I am strongly against webmin use in a production environment
but that’s just me… If you are one of the folks who uses webmin for fun or profit and it is exposed to the intertubes take note:
https://sites.utexas.edu/iso/2014/09/09/arbitrary-file-deletion-as-root-in-webmin/
I strongly recommend that if you DO want to use Webmin you change the port it runs on
sed -i ‘s/10000/23765/g’ /etc/webmin/miniserv.conf&&service webmin restart
for example, you will avoid the drive-bys and your firewall would have already caught the port scanners, right?
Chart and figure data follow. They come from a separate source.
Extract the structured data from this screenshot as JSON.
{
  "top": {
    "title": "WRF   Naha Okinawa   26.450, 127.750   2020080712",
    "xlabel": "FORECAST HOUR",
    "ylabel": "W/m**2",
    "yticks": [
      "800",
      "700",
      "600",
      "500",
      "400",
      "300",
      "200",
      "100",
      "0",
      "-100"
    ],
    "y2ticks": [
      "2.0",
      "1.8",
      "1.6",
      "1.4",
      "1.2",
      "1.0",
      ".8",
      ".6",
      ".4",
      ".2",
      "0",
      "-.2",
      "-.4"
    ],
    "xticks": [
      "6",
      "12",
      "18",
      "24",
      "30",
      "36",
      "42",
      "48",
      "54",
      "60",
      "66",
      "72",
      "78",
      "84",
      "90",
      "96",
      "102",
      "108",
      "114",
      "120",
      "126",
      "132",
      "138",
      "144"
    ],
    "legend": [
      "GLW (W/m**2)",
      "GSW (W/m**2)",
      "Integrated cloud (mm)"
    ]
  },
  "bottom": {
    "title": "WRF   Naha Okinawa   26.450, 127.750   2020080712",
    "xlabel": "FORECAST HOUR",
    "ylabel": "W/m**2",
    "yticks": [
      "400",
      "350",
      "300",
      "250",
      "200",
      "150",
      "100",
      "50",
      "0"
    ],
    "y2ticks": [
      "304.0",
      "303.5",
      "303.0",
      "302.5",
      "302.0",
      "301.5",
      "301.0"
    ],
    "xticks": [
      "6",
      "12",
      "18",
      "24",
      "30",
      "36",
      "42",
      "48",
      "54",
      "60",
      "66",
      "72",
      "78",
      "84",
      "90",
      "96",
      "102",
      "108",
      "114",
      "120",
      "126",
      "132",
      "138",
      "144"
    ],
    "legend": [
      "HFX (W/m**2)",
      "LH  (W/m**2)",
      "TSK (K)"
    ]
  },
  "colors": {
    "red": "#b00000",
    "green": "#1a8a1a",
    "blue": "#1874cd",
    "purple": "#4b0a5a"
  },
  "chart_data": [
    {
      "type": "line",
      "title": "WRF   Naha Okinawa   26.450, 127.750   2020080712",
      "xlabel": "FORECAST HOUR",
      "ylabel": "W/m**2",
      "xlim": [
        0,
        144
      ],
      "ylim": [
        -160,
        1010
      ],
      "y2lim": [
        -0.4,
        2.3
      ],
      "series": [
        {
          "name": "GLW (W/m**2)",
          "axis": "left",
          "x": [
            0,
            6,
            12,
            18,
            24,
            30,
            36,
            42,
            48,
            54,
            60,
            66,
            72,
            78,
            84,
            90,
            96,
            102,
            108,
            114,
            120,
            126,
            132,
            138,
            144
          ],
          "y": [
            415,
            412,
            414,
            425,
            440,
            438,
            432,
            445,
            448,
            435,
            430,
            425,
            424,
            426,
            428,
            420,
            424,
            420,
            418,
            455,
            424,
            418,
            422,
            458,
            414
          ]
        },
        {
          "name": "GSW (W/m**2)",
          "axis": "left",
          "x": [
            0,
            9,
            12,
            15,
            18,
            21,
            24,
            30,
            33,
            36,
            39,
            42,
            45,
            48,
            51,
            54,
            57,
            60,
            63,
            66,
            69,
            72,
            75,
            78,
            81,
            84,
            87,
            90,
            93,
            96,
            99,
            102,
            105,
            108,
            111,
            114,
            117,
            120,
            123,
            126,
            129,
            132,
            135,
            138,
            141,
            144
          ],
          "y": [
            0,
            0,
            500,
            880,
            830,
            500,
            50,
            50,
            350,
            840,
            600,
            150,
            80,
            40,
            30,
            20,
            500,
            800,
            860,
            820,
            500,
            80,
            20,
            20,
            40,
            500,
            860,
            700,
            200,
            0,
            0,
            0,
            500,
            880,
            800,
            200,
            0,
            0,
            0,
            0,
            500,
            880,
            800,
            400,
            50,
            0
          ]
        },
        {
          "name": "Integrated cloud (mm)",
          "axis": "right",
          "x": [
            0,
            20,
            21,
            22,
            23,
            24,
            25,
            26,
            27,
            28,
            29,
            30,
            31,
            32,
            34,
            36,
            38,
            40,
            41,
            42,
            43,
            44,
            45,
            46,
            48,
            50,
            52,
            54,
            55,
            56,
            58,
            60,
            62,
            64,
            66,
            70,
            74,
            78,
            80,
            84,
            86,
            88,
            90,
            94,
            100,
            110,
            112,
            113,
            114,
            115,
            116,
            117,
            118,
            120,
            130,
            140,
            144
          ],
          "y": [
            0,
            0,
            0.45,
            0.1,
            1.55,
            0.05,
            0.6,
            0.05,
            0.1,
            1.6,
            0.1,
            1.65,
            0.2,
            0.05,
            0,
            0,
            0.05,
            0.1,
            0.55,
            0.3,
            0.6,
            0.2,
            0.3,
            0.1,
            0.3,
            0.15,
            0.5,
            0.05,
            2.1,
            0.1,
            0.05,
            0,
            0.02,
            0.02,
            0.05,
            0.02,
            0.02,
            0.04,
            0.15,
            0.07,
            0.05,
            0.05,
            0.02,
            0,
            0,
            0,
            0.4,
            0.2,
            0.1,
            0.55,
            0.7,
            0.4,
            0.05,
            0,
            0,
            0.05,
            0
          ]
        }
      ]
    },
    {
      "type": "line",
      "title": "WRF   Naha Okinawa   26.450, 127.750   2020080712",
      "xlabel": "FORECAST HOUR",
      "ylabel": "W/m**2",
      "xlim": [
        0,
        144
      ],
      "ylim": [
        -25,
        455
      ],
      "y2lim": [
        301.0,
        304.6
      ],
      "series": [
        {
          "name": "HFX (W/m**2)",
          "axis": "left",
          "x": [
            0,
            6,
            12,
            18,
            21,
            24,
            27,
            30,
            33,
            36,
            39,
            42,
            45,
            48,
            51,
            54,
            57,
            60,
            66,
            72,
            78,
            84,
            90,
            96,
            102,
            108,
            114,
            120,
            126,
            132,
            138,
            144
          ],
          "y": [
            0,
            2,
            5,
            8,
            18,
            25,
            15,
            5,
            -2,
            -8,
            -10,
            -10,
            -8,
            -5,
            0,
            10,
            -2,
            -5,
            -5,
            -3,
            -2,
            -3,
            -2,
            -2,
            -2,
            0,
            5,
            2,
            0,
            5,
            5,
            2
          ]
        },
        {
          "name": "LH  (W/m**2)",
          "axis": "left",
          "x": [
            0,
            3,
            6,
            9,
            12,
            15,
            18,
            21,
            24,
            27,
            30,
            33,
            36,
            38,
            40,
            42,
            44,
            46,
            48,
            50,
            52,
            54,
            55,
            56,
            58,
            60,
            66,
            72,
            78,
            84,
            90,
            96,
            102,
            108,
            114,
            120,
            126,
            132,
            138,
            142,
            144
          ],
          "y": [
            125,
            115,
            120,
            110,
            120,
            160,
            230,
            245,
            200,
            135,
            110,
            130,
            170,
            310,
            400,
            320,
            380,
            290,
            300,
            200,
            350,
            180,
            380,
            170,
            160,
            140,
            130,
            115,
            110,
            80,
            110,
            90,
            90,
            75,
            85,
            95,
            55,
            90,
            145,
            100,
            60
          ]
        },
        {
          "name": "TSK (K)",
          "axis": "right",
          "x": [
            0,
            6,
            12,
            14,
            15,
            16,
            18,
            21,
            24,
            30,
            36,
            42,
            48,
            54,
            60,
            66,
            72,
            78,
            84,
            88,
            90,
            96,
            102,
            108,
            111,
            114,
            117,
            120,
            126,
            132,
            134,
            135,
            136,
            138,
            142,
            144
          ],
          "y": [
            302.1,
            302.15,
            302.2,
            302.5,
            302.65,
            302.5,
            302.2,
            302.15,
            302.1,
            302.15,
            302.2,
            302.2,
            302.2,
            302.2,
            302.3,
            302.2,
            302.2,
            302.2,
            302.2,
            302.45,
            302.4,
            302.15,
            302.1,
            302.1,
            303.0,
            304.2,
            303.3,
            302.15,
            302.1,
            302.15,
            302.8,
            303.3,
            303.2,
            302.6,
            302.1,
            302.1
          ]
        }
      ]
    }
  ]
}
And of course keep your software updated, Webmin now at 1.7
A firewall isn’t going to stop somebody with access to the nmap man page and about an hour to read through the options.
As I said already a decent firewall will notice nmap pointed at it within “name that tune . . .” iterations, It’s called “port-scanning”
Don’t open Webmin to the Internet. Keep it at the most current version. If extra paranoid, start and stop it as needed.
I tried your MitM attack against my firewall which created in iptables among other port specific protections:-
CONNLIMIT tcp opt – in !lo out * 0.0.0.0/0 -> 0.0.0.0/0 tcp dpt:23765flags: 0x17/0x02 #conn src/32 > 1
I don’t believe the stealthy guy got much back from me, perhaps you know better.